Wir kamen an und die Uhr zeigte 13:20 Uhr. Aber wo war Brigitte? Den Schirm fanden wir, aber Brigitte nicht. Alles strömte zu unserem Ausflugsbötchen und ich rief hektisch Brigitte an. Sie erzählte mir seelenruhig sie säße am Landungssteg 5, wo wir sie hinbestellt hätten, aber wir fuhren von Landungssteg 6 ab. Alle Fahrgäste waren eingestiegen und wunderten sich, dass es nicht losging. Die Reiseleiterin hatte, weiß der Geier wie, Brigitte gefunden und nahte eiligen Schrittes. Die Hafenrundfahrt war weniger erbaulich, weil wir der prallen Sonne ausgesetzt waren und kaum ein Lüftchen ging, dass uns hätte abkühlen können, denn der Kahn hatte einen Riesenvorbau, der uns jeglichen Windzug nahm.

Wir besichtigten die Speicherstadt und diverse Schiffe und Containerplätze sowie Trockendocks. Ich war viel zu erschöpft, um über die Witze des Kapitäns noch lachen zu können. Wir hoffen, dass wir es heute schaffen, heil durch die Schleuse zu kommen, gestern sind wir leider umgekippt usw.

Nach dieser Tortur durften wir einen Stadtbummel machen, ich wollte nur noch unter die Dusche und eine Stunde auf mein Bett, nach dieser 9stündigen Fahrt.
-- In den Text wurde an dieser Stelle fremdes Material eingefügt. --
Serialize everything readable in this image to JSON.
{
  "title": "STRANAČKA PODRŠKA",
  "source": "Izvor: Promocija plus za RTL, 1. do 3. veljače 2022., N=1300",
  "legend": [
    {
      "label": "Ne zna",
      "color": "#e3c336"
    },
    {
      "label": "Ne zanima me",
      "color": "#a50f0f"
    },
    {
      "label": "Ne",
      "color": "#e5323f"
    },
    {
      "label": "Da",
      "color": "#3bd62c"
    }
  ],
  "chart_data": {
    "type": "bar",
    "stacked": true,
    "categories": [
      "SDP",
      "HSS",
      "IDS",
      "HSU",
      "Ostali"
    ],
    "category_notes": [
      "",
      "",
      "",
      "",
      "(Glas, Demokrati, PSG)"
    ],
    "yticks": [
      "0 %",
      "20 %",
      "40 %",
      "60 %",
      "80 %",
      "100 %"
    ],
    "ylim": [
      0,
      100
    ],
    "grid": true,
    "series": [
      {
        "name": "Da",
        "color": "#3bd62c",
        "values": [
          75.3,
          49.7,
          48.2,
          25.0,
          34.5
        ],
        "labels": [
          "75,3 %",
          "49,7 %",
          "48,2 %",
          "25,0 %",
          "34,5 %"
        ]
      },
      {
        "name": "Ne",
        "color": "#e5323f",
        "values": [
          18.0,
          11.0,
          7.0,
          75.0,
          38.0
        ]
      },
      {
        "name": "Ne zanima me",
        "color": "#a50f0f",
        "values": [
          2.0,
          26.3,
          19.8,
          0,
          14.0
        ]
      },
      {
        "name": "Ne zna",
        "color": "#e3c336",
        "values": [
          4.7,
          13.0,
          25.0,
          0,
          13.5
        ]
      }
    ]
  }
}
Wir schlugen uns in ein Eiskaffe und tranken auch denselbigen, um wach zu bleiben und um uns abzukühlen. 

 

Auch eine Möglichkeit sein Getränk einzunehmen.

Eine nette Art sich fortzubewegen bei diesen Menschenmengen

Gruppenbild mit Wasserträger. Daher rührt auch der Spruch: "Hummel, Hummel- Moss, Moss" Ein Herr Menz wurde aufgezogen, weil man ihm einen Frack geschenkt hatte, den er fortan zum Wasser tragen anzog. Man hänselte ihn mit Hummel, hummel und er antwortete eben Moss, moss, was soviel wie LMA heißt. Das war auch neu für mich.

Brigitte nimmt mich auch mal auf

Zum Shoppen hatte keiner mehr Lust und so waren wir froh um 15:30 Uhr endlich Richtung Hotel fahren zu können. Der Plan sah vor, dass wir um 17:15 Uhr vom Hotel abgeholt und im Maredo Steakhaus abgefüttert werden sollten. Wie schön, wir hatten eineinviertel Stunden Zeit um zu duschen und uns lang zu machen.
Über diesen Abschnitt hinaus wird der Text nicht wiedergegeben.